Destacado profissionalismo dos técnicos do Paz Flor

Mazarino da Cunha

Jornalista

A coordenadora do Posto de Vacinação de Alto Rendimento Paz Flor, em Luanda, Felismina Neto, considerou um sucesso a entrega, dedicação e profissionalismo que os 350 técnicos de saúde empregam na vacinação.

21/01/2022  Última atualização 06H15
Felismina Neto, coordenadora do centro de vacinação © Fotografia por: Vigas da Purificação| Edições Novembro
Criado no dia 6 de Março de 2021, o Posto de Vacinação de Alto Rendimento Paz Flor, segundo Felismina Neto, "é um modelo e orgulho para muitos países e demonstra que o Governo angolano está preocupado em imunizar todos os cidadãos em idade elegível".

Angola, disse, é um dos poucos países que está a vacinar a sua população com seis vacinas diferentes, nomeadamente, AstraZeneca, Johnson & Johnson, Moderna, Pfizer, Sinopharm e a Sputnik V, cuja missão é a imunização de toda a população. 

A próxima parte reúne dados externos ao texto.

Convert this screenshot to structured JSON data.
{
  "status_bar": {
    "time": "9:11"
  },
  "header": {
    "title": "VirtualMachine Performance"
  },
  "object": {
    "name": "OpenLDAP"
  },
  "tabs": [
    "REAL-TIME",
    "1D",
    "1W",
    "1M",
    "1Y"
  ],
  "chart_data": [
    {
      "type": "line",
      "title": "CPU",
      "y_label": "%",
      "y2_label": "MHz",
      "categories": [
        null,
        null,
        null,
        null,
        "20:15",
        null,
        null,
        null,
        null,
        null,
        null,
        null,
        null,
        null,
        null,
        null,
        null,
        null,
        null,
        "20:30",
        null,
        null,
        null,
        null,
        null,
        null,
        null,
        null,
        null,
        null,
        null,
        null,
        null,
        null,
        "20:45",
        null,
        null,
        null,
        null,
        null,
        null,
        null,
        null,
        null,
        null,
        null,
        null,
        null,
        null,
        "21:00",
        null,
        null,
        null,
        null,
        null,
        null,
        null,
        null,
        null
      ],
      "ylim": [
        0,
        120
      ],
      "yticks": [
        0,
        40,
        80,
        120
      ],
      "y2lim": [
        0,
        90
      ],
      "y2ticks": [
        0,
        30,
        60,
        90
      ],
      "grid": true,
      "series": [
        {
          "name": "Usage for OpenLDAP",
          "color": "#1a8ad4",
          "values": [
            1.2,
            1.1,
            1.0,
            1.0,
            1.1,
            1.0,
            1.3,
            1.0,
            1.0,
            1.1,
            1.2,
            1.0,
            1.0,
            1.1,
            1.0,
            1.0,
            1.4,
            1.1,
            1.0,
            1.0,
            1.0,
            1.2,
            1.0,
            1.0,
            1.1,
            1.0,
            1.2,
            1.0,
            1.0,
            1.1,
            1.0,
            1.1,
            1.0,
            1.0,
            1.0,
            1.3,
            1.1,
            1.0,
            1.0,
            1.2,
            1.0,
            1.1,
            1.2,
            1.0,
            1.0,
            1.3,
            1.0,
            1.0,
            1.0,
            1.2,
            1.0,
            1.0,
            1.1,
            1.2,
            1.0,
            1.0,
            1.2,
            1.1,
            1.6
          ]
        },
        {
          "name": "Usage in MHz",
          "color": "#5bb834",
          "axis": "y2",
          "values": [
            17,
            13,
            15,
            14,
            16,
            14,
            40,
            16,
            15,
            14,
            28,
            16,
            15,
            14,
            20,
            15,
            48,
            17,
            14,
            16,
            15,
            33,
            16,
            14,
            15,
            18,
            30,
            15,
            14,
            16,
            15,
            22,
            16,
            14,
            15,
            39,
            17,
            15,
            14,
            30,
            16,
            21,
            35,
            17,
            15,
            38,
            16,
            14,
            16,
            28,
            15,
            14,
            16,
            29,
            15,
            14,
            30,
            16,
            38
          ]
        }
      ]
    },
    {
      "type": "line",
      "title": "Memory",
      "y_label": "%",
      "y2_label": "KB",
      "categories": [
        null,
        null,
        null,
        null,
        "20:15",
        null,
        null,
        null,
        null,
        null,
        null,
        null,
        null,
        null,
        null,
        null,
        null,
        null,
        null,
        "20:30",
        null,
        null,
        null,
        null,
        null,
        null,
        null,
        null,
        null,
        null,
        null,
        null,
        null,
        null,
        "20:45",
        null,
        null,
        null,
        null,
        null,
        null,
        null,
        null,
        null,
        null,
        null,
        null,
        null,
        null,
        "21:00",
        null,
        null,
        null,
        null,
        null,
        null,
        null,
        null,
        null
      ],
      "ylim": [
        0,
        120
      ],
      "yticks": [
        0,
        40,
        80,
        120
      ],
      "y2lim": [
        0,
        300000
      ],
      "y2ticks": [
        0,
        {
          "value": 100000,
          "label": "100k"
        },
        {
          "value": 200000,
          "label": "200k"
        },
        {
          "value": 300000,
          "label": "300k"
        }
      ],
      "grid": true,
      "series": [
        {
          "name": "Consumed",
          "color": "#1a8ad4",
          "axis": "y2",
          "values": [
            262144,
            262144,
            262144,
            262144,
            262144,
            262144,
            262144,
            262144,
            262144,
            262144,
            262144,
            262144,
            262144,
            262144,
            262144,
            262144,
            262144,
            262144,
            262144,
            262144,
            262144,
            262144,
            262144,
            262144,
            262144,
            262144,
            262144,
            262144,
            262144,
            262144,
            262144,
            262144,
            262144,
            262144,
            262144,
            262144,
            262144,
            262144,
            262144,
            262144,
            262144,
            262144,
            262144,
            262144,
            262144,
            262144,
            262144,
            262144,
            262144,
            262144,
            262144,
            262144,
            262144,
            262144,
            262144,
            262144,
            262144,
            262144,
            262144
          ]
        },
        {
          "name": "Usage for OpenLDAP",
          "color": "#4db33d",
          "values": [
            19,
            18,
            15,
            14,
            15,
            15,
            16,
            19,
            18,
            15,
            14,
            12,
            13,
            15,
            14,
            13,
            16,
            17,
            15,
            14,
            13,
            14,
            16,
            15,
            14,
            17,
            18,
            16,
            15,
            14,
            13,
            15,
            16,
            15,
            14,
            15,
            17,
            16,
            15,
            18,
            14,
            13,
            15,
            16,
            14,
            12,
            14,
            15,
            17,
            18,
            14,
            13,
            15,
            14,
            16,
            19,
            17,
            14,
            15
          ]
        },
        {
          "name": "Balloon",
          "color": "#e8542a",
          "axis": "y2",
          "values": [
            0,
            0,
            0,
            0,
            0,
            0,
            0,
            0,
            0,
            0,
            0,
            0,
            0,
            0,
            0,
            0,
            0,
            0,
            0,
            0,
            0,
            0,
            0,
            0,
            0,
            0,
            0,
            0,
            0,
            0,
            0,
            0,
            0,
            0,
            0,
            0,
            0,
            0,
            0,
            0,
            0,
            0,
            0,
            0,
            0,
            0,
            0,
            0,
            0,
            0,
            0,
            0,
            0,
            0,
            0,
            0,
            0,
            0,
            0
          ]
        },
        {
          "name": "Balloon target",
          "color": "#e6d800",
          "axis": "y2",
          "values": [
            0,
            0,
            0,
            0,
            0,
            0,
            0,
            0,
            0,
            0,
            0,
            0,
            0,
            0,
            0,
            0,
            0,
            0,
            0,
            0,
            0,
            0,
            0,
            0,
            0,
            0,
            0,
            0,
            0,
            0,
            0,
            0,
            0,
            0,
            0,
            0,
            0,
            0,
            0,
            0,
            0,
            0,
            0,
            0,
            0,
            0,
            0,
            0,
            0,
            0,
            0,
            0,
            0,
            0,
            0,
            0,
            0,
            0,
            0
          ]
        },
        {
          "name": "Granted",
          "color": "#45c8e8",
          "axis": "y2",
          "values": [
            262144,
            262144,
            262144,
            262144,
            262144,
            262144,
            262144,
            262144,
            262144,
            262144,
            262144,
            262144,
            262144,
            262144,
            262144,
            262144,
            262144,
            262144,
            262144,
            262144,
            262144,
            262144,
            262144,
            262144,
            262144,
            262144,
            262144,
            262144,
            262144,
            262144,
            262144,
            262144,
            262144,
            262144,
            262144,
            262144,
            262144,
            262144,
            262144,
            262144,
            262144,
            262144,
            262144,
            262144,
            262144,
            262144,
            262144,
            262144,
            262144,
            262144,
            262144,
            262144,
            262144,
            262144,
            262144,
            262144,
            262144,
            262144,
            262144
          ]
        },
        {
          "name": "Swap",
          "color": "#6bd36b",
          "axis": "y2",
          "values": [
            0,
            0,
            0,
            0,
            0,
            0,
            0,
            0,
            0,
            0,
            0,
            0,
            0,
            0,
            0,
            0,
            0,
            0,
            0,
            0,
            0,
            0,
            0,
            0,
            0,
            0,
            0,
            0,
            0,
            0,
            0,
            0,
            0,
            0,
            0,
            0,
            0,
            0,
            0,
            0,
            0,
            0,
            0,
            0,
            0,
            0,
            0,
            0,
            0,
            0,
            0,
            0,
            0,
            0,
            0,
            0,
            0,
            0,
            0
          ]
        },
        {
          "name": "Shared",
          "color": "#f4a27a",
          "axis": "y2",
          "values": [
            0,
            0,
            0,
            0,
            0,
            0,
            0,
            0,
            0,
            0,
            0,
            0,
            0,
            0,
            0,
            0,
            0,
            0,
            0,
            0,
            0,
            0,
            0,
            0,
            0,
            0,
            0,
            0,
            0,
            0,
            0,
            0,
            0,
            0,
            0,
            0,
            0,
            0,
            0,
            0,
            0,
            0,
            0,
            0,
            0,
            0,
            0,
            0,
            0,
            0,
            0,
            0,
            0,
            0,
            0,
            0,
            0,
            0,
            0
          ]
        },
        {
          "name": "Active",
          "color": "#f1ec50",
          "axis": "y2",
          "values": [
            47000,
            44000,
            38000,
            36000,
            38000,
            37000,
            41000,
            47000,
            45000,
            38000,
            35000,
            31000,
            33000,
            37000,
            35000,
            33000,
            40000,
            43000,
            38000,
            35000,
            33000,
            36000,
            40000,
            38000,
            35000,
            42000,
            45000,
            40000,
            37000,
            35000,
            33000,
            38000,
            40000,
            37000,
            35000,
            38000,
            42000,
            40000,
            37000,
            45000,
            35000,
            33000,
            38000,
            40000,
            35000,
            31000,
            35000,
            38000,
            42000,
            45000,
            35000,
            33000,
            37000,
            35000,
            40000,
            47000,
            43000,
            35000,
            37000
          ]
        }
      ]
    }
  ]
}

O posto de vacinação Paz Flor vacina, por dia, entre 15 e 20 mil cidadãos, que a coordenadora considerou como resultado da entrega, dedicação e profissionalismo dos técnicos. "Vacinamos até o último cidadão que estiver na fila, independentemente da hora", sublinhou Felismina Neto.

 
Afluência de adolescentes

A coordenadora do Posto de Vacinação de Alto Rendimento Paz Flor elogiou a disciplina e afluência dos adolescentes dos 12 aos 17 anos, mas lamentou a fraca adesão por parte dos adultos, muitos com uma vacina apenas.

"É com muita satisfação que vemos adolescentes em fila, disciplinados e prontos para apanhar a primeira dose da vacina contra a Covid-19", disse.

Felismina Neto lembrou que a única forma de salvar vidas e combater a pandemia da Covid-19 é apanhar a dose completa da vacina e em lugares públicos usar correctamente a máscara facial e respeitar o distanciamento físico.


O papel dos jornalistas

A coordenadora do Paz Flor afirmou que o sucesso alcançado em todas as direcções na luta contra a Covid-19 tem o contributo dos jornalistas, que fazem a cobertura desde o dia em que se registou o primeiro caso em Angola.

Se por um lado estão os profissionais de Saúde na linha da frente, frisou, noutro estão os jornalistas que diariamente recolhem, tratam e fazem chegar à população o trabalho realizado pelo Executivo na luta contra um "inimigo invisível".